長生遠遠的看到了張墨站在那裡,也知道張墨是在等着批評他,但上山的路只有一條,他避無可避,只能硬着頭皮往上走。
到得張墨近前,長生稽首見禮,“師叔。”
倪晨伊也隨之一同見禮,“見過師叔。”
“不愧是商賈之後,知道奇貨可居,當機立斷捷足先登。”張墨笑着看向倪晨伊。
倪晨伊羞澀一笑,坦蕩默認。
眼見張墨衝倪晨伊笑,長生暗暗鬆了口氣,不曾想等張墨轉頭看向他的時候,瞬時板起了面孔,“我且問你,你先前爲何藏私留手?”
眼見張墨不悅,長生急忙說道,“師叔容稟,先前我的確留手了,卻不是因爲精於人情世故,也不是懼怕住持師伯,而是剛纔我若是想贏,至少也得打倒兩個同門才行,我不想下那麼重的手。”
“哎,可惜了,”張墨頗爲惋惜,“你剛纔若是打贏了他們以後就會省卻許多麻煩。”
長生不太明白張墨的話,疑惑看她。
張墨說道,“木秀於林風必摧之,人秀於羣衆必謗之,你剛纔已經鋒芒畢露,難免會招人嫉恨,倘若你剛纔打贏了那十個同門,他們連嫉妒都不敢了,因爲你高出他們太多,但你現在搞了個四不像,令他們錯誤的認爲日後還有可能打敗你。”

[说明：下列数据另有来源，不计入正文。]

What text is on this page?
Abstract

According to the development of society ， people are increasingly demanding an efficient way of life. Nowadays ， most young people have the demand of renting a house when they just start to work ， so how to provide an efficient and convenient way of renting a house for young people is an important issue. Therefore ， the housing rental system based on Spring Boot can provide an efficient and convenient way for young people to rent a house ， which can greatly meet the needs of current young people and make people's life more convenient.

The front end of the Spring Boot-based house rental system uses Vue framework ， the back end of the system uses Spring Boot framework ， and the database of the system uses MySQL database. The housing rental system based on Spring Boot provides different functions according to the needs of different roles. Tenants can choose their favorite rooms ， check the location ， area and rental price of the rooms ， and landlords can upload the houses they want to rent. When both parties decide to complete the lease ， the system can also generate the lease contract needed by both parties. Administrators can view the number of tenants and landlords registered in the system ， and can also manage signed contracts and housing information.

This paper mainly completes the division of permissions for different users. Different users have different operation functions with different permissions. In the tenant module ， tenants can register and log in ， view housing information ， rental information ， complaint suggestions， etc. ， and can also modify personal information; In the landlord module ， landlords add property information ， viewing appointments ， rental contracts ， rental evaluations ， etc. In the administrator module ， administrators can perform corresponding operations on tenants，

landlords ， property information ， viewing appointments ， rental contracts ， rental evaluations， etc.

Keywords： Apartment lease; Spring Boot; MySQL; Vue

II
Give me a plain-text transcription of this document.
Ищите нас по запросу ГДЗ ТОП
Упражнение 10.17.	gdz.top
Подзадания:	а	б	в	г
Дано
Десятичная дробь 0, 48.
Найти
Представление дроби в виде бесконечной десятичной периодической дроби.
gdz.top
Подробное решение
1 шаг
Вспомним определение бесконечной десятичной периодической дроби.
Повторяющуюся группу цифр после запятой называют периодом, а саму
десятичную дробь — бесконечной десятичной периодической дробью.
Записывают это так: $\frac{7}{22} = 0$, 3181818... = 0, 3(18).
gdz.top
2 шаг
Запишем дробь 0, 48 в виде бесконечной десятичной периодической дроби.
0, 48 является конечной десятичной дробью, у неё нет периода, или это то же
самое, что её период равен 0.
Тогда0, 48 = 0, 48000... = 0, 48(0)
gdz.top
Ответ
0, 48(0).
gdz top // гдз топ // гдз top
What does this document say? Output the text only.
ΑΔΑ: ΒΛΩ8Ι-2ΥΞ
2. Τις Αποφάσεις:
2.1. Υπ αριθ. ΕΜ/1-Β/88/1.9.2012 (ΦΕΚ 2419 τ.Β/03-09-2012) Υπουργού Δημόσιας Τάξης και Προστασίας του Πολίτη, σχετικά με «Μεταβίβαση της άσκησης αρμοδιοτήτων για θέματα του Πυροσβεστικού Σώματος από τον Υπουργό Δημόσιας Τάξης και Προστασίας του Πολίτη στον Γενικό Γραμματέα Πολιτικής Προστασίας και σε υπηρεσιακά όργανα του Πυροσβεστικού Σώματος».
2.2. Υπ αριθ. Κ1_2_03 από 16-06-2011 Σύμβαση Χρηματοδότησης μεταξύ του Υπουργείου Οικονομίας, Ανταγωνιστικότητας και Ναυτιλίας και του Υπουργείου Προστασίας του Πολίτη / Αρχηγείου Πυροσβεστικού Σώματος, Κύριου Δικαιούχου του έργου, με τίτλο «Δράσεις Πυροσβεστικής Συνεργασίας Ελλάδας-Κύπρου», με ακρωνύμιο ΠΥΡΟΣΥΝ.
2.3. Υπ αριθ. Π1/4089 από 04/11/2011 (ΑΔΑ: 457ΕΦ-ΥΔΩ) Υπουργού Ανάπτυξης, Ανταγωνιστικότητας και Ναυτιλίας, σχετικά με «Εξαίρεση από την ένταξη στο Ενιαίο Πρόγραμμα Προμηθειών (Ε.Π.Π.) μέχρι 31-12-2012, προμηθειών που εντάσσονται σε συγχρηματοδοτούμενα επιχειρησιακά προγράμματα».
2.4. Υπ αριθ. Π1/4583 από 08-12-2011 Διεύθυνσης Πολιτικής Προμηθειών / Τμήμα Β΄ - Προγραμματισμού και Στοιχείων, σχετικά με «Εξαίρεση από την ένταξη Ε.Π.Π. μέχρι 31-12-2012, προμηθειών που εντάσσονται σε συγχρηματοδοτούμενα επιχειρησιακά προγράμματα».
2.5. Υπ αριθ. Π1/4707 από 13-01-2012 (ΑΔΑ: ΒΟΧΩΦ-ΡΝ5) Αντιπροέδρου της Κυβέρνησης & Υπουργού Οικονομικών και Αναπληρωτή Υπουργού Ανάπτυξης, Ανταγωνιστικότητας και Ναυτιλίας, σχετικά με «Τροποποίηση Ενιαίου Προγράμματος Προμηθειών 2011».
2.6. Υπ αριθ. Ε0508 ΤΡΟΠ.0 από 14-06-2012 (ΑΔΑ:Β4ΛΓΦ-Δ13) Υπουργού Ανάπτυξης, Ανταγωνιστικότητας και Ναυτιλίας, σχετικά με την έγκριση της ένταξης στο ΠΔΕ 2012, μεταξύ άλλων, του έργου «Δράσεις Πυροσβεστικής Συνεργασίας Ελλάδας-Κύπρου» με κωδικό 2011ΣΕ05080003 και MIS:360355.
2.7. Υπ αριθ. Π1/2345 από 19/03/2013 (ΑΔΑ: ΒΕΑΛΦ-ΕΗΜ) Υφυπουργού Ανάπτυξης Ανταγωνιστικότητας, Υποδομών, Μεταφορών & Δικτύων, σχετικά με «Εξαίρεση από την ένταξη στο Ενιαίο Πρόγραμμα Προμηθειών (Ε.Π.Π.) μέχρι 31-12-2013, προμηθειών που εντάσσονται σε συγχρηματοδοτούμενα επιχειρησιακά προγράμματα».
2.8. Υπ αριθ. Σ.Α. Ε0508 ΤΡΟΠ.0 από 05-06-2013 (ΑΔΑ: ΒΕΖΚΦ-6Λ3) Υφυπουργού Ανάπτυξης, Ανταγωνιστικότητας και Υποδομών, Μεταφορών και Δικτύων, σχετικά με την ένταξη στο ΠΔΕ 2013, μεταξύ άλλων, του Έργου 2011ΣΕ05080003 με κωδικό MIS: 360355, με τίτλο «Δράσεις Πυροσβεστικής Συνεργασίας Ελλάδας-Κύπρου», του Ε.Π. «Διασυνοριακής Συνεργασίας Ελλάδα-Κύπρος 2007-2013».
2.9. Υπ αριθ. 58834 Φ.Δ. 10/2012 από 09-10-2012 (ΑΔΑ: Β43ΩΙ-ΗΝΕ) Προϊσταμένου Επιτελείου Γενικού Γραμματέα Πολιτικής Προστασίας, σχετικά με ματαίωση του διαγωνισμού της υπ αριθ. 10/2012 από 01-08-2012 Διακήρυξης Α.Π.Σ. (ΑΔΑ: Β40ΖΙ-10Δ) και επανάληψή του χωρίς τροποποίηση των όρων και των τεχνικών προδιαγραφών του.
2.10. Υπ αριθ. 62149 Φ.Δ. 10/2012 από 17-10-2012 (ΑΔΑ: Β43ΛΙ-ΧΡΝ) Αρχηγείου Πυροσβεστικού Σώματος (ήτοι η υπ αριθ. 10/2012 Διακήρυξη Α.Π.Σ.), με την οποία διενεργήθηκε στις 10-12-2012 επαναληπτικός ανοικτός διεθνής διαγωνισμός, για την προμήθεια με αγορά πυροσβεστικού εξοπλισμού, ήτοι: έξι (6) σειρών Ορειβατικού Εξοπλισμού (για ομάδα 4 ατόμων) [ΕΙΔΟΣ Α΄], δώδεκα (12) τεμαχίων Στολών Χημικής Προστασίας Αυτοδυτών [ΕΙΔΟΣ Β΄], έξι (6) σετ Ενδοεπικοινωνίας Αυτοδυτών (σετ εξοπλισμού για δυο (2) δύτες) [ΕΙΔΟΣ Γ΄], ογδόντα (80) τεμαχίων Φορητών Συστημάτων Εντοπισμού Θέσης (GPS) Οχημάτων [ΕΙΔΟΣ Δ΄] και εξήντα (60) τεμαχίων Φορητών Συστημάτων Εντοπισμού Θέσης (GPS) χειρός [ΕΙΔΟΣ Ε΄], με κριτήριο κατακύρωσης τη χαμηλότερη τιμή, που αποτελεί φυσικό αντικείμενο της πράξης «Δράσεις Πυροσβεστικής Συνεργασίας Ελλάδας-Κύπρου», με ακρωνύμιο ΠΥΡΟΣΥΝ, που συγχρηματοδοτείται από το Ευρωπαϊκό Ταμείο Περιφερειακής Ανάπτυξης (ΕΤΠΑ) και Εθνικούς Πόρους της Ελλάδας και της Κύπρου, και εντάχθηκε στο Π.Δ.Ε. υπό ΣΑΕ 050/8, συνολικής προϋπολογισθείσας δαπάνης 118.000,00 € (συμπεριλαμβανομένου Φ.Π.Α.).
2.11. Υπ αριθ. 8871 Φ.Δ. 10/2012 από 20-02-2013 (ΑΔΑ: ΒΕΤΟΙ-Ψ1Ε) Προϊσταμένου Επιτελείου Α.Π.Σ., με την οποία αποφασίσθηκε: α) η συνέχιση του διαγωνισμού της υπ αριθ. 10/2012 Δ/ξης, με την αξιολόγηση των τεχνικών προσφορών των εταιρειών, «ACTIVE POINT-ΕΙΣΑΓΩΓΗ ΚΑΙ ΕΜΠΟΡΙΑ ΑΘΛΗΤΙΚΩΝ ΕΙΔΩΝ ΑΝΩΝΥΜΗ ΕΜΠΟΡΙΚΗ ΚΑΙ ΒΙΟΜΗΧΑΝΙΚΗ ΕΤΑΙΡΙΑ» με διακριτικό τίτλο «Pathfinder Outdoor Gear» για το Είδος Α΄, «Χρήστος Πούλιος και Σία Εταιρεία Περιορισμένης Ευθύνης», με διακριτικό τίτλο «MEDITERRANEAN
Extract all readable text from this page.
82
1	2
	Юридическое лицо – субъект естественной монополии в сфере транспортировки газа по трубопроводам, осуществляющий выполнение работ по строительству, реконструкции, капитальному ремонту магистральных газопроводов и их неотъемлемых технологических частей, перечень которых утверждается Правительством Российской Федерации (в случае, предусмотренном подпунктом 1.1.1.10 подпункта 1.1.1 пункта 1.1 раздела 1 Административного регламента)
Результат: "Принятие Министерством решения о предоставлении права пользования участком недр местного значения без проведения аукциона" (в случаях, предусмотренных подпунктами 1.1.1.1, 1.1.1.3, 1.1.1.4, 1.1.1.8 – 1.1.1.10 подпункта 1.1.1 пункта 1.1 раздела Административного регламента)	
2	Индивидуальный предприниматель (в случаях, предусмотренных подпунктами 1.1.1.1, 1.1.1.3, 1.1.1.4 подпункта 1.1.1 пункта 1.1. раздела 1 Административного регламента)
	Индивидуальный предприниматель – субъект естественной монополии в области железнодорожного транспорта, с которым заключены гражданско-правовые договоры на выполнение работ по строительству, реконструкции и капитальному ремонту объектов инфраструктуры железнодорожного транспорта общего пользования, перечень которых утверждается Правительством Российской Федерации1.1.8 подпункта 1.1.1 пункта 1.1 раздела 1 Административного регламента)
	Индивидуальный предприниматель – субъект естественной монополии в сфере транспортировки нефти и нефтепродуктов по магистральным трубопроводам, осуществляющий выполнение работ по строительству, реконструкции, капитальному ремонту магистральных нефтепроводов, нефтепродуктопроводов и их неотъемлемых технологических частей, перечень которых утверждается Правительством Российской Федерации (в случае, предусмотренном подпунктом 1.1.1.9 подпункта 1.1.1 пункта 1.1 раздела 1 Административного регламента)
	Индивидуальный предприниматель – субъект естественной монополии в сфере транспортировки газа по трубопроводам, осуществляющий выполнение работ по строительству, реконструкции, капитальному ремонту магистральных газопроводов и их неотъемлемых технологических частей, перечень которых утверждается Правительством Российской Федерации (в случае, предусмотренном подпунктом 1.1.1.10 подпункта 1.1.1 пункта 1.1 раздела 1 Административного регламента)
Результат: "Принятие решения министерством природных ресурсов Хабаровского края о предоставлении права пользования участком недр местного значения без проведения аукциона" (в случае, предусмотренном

聽得張墨言語,長生恍然大悟,張墨的意思是人只會嫉妒比自己好一點的人,不會去嫉妒比自己好太多的人,他先前應該繼續顯露實力,徹底震撼一干同門。
“都怪大哥多嘴,”張墨嘆了口氣,“好了,事已至此,不說也罷,動身之前還有半個月,你當勤加修煉,以便他日去到長安能夠大顯身手。”
“是。”長生躬身應是。
張墨轉身想走,卻突然想起一事,止步回頭衝倪晨伊笑道,“三伊子,你終究還是慢了一步,捷足先登的是龍虎山,長生永遠都是我龍虎山的人了。”
言罷,展顏一笑,轉身去了。
目送張墨離去,長生收回視線,改道向西,
倪晨伊仍然沒有回去,跟着長生往西去,與此同時出言笑道,“張墨師叔擔心我把你給拐跑了,故此纔會給我提個醒兒。”
“她說的沒錯,我永遠都是龍虎山的道人。”長生正色說道。
倪晨伊沒接長生話頭兒,而是出言問道,“你剛纔所用的是什麼武功?”
“你想學?”長生隨口反問。
“不想,我只是從未見過如此詭異的武功,心存好奇。”倪晨伊說道。
“那是我自創的,”長生實話實說,“即便我有心傳授給你,你也學不了,因爲你的練氣心法無法催動這種武功。”
二人說話之間回到了長生的住處,倪晨伊既然跟了過來,長生也總不能不讓她進門。
長生照例擠奶餵馬,倪晨伊有心幫他洗刷收拾,卻發現屋內屋外都被長生打掃的非常乾淨,換下的衣服已經洗過了,她根本沒什麼可乾的。
長生餵馬,倪晨伊就在一旁觀看打量,“你這匹黑馬爲什麼總是斜眼看人?”
“它的眼睛天生有毛病。”長生隨口說道,黑公子可觀陰陽一事他不會隨意告訴別人。
“它已經長的很大了,可以開始斷奶了,多飼餵些精料,半個月後應該可以騎乘。”倪晨伊說道。
“若是沒有什麼事兒,你就早點兒回去吧。”長生開始攆人。
倪晨伊不願走,藉故有藥草疑惑向長生請教,長生耐着性子解釋,最終還是藉口要往山中練功,帶着黑公子和那母羊出門,又將院門鎖了,倪晨伊這才無奈離去。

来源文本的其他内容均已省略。